You can add metadata to a group or an example. And if you have metadata on a parent group, you can override it in a child group. The metadata is added using the strange looking **> operator (I chose this because the * makes it right associative, which I need in order to avoid parenthesis hell, and the > helps indicating that the metadata binds to the group/example to come.

The interesting thing is that the metadata is initialized before the example starts executing, which means that metadata specified on an example can effect the setup code executed in a parent group. The following example shows how:

open Respect.Dsl.Async;

describe "Register user" [
  beforeEach (fun ctx don => {
    ctx |> TestContext.get "userName"
    |> /* do something interesting with the user */
    don()
  }),

  ("userName", "johndoe") **>
  describe "A valid user name was entered" [
    it "Correctly registers the user" (fun ctx don => {
       ...
       don
    })
  ],

  ("userName", "!@#$") **>
  describe "An invalid user name was entered" [
    it "Returns a sensible error message" (fun ctx don => {
       ...
       don ()
    })
  ]
] |> register

Composing Matchers

Matchers can be composed using the "fish" operator >=>, so a matcher 'a 'b can be composed with a matcher 'b 'c into a matcher 'a 'c.

This can be particularly useful when the value passed with the success is different from the actual value passed to the matcher.

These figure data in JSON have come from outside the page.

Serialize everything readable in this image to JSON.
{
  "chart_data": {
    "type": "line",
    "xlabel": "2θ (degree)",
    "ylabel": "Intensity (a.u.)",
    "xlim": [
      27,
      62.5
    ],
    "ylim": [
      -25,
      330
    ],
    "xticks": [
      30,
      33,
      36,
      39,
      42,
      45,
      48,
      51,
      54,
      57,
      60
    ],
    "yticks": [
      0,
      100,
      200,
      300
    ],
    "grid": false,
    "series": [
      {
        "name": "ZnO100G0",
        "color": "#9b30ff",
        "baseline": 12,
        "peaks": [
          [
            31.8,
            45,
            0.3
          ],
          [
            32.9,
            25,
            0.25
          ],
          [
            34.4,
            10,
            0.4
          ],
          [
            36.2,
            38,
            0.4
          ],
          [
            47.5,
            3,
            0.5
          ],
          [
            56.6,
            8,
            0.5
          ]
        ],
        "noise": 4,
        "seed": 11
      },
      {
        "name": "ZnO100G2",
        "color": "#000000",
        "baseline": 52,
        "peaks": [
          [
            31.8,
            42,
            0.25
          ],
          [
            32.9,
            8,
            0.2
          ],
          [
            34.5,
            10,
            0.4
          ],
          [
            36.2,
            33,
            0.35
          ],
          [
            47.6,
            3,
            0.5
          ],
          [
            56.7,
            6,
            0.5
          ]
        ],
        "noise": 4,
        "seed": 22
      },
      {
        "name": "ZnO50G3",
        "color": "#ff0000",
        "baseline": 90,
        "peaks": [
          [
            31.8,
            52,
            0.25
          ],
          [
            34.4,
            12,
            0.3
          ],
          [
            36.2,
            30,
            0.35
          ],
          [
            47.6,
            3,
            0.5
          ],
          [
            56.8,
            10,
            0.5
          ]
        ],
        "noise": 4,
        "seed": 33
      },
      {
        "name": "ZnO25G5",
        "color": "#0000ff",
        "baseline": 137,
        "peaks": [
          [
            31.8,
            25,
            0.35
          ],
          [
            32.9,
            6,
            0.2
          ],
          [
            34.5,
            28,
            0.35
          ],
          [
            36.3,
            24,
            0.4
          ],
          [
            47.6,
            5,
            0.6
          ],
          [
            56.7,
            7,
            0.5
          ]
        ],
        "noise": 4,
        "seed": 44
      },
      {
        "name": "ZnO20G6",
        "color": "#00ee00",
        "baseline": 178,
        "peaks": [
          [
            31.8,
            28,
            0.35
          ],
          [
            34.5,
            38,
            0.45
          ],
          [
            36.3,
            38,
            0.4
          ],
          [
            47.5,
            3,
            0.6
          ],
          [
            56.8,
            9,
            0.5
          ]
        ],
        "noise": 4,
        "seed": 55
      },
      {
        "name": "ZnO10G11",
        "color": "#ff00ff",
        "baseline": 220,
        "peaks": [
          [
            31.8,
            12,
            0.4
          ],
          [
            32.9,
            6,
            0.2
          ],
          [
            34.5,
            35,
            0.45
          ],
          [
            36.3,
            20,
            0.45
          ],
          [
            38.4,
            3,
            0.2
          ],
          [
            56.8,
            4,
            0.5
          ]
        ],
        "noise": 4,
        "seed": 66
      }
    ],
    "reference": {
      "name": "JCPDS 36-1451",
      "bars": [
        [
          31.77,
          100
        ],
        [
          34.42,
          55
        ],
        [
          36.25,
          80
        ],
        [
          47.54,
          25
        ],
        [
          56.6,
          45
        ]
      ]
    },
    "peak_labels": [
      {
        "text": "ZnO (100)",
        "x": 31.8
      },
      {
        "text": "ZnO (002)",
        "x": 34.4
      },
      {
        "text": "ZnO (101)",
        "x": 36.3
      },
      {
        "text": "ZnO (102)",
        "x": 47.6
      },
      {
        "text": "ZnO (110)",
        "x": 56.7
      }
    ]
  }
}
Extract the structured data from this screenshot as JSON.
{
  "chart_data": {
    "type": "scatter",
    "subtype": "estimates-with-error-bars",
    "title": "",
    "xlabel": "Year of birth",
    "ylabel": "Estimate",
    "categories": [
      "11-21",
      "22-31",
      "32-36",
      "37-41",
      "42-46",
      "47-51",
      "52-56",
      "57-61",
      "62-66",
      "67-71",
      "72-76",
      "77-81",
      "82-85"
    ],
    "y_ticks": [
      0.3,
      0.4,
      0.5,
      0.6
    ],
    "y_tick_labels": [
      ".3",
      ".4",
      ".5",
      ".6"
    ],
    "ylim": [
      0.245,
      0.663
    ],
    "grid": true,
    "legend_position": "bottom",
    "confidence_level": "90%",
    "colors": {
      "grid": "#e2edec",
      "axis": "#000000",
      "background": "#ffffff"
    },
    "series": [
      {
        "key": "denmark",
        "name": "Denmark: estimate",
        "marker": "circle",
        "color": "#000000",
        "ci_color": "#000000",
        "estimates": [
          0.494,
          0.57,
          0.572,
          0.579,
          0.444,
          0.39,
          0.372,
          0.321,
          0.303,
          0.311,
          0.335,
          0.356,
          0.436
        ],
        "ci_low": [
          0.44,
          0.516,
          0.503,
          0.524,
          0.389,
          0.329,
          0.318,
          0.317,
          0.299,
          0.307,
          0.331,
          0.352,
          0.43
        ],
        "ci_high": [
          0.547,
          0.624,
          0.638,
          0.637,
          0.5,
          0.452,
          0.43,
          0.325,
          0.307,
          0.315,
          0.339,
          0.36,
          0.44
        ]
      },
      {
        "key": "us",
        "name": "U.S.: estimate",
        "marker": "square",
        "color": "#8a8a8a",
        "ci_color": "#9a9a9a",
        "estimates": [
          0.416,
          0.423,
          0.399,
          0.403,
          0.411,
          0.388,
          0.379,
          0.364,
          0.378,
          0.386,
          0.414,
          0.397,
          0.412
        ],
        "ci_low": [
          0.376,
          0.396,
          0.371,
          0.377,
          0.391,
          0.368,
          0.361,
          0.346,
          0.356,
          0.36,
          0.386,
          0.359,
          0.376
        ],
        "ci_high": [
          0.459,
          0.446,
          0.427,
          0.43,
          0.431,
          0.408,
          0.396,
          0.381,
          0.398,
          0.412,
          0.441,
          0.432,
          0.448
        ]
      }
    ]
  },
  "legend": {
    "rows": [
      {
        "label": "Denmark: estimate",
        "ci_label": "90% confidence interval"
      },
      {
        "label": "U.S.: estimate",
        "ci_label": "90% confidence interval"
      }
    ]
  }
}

Here is an example from a piece of production code I am working on:

/* General types to handle errors and async code */
type result 'a 'b =
  | Ok 'a
  | Error 'b;
type async 'a = ('a => unit) => unit;
type asyncResult 'a 'b = async (result 'a 'b);

/* Specific error types returned by repository layer */
type databaseError 'id =
| DocumentNotFound string 'id
| MongoErr MongoError.t;

/* This is a matcher that verifies that an async function fails. "actual" is a
function that takes a result callback */
let asyncFail actual => {
  AsyncMatchResult (fun cb => {
    actual
      |> AsyncResult.run (fun
      | Error y => cb (MatchSuccess y)
      | Ok y => cb (MatchFailure (Obj.repr y)));
      });
};

The interesting thing is that the asyncFail matcher passes the error to the MatchResult constructor, to be used by a new matcher. In this tests we compose it with a new matcher that verifies that we actually get the expected error.

describe "UserRepository" [
    describe "findById" [
      describe "record doesn't exist" [
        it "returns DocumentNotFound" (fun _ => {
          let id = "dummy";
          UserRepository.getById id
            |> shoulda (UserFeature_test.asyncFail >=> (equal (DocumentNotFound "users" id)))
        })
      ]
    ]
  ],
] |> register;

The operator supports combining sync and async matchers as you like - but they are not properly tested in the framework. Only the above case async>=>sync matcher has been tested in the wild.